Real-time location systems (RTLS) have become the building block for applications that boost productivity, efficiency, and safety in every industry you can think of.
Fremont, CA: Real-Time Location Systems (RTLS) can be considered to be accomplishing the same essential task as the GPS systems of twenty years ago. Their ability helps in accurately locating and tracking assets, and people allows processes to be optimized and help the employees to indulge in activities that bring more value to the organization. The way a physical object move is viewed through a digital prism and has made RTLS crucial to achieving next-level operational efficiencies.
The system enables businesses to understand and use their assets efficiently. They make daily operations more transparent and aid in the process of optimization. Along with the development of digital transformation, several options and standards have appeared. Bluetooth, UWB, LTE, and Zigbee all provide excellent service to businesses, even if using different methods. Extracting the most out of a connected infrastructure begins with the choice of standard, and the technologies available are rapidly changing.
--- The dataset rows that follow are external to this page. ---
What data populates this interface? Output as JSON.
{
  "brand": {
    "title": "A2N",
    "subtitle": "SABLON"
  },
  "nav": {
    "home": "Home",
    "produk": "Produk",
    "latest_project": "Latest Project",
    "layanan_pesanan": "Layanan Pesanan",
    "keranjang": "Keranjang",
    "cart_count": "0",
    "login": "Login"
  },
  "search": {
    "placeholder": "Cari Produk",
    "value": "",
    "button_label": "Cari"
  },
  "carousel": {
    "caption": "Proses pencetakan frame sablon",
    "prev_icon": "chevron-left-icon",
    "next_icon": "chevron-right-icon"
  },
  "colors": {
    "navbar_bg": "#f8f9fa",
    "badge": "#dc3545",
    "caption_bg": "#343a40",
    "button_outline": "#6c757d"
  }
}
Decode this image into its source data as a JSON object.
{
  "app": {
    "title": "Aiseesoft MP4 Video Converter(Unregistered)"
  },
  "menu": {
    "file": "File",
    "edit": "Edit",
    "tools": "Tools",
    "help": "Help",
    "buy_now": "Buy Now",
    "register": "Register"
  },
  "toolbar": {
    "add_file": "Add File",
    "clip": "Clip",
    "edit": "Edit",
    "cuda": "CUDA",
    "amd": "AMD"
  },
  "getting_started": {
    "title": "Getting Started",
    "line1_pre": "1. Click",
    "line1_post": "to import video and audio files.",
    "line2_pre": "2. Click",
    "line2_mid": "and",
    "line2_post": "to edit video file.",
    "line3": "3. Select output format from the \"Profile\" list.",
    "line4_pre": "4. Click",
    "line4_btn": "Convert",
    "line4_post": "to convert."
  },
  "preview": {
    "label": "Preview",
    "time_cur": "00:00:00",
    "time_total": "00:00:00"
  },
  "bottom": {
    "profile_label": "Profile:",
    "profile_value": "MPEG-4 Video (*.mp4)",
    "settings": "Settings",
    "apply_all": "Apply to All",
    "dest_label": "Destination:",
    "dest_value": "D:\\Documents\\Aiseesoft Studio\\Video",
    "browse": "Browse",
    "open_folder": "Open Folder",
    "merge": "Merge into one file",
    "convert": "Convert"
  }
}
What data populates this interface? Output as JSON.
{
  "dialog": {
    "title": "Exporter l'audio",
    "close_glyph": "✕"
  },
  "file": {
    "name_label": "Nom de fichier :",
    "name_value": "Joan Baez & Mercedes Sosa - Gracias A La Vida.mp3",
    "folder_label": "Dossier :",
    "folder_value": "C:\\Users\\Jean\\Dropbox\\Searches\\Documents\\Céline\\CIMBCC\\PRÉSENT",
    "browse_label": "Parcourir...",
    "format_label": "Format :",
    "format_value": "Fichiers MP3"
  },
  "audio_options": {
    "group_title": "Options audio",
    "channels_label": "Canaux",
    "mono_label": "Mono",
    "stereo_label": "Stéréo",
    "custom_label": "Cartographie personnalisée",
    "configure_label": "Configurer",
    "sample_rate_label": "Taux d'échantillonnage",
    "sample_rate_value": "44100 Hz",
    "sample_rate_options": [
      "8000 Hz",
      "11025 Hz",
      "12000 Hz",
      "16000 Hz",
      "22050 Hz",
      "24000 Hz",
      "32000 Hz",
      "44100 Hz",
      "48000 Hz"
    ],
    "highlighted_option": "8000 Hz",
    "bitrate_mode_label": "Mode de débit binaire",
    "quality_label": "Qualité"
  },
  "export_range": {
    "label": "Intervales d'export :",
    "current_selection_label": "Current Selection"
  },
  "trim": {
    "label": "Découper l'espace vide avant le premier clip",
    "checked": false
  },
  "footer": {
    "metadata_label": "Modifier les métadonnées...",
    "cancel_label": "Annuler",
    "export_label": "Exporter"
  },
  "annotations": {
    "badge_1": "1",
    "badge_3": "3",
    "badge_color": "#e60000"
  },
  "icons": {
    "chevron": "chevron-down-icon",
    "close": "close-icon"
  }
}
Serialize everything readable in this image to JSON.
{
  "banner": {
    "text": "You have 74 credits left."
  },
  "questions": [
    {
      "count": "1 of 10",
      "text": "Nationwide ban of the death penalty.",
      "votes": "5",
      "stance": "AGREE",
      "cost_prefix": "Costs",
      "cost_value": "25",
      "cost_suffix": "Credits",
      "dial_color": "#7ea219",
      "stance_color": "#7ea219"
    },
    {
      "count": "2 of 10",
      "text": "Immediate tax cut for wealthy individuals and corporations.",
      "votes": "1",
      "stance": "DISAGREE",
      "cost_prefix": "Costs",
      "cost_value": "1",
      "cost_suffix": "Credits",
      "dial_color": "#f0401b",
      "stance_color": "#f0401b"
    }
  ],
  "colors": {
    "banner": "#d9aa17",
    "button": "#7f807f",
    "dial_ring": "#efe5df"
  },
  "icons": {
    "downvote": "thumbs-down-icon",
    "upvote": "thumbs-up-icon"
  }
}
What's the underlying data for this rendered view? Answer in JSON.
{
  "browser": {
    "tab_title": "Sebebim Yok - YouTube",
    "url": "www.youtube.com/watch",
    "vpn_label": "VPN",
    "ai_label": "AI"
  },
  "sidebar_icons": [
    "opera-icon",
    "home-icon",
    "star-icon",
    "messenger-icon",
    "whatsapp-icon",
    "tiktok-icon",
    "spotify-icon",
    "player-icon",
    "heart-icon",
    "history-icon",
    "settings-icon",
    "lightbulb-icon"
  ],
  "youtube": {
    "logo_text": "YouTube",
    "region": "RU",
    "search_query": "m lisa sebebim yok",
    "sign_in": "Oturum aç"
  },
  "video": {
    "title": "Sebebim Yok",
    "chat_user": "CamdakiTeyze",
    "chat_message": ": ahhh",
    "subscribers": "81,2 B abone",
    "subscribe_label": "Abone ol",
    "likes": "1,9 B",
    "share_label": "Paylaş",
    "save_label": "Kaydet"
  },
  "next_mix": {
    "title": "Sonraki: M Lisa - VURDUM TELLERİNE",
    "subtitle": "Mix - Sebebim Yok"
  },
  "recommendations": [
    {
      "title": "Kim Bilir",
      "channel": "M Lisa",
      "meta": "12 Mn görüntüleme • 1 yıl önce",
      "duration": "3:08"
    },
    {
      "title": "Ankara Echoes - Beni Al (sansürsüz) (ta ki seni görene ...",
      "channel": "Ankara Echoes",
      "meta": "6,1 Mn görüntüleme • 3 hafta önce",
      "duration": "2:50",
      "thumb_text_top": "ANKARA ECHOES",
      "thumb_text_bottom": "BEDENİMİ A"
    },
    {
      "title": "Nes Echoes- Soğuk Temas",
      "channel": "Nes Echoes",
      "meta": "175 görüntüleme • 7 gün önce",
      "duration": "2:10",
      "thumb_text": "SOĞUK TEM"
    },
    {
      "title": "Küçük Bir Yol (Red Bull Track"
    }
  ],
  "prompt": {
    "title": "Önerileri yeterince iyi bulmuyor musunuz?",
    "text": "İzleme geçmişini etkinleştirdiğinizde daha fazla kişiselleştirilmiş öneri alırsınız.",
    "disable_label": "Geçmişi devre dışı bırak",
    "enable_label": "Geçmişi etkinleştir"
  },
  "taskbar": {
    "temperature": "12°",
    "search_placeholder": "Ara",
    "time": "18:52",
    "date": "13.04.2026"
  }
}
The importance of any RTLS rests in the data it transfers or collects. The most basic systems register when an asset passes through a location. Bluetooth LE tags used in Real-Time Location Systems (RTLS) presents significant opportunities for the companies to increase the visibility of their assets, employees, and resources. The low cost of the technology also makes it applicable in settings where such advanced systems might not have been otherwise feasible. The growing popularity of RTLS systems will lead to new use cases and the replacement of older, less sophisticated systems like RFID and barcodes.
The system helps in sending a signal, and the beacon sending out this signal to the world might be stationary, perhaps mounted on a wall, or mobile, attached to someone or something moving around a space. It’s only when another device hears the signal broadcast by the beacon that any application can go to work. This not only requires receiving the signal but processing it through a piece of software programmed to do something as a result. This is why any beacon-based project requires at least two more components, such as a receiver to pick up the signal and an application to turn that information into some useful action.
A receiver is a Bluetooth-enabled device that listens to beacon signals in its range and passes all the information it grabs to the application. The application, located in the cloud, computes the data and translates it into whatever it was programmed to show.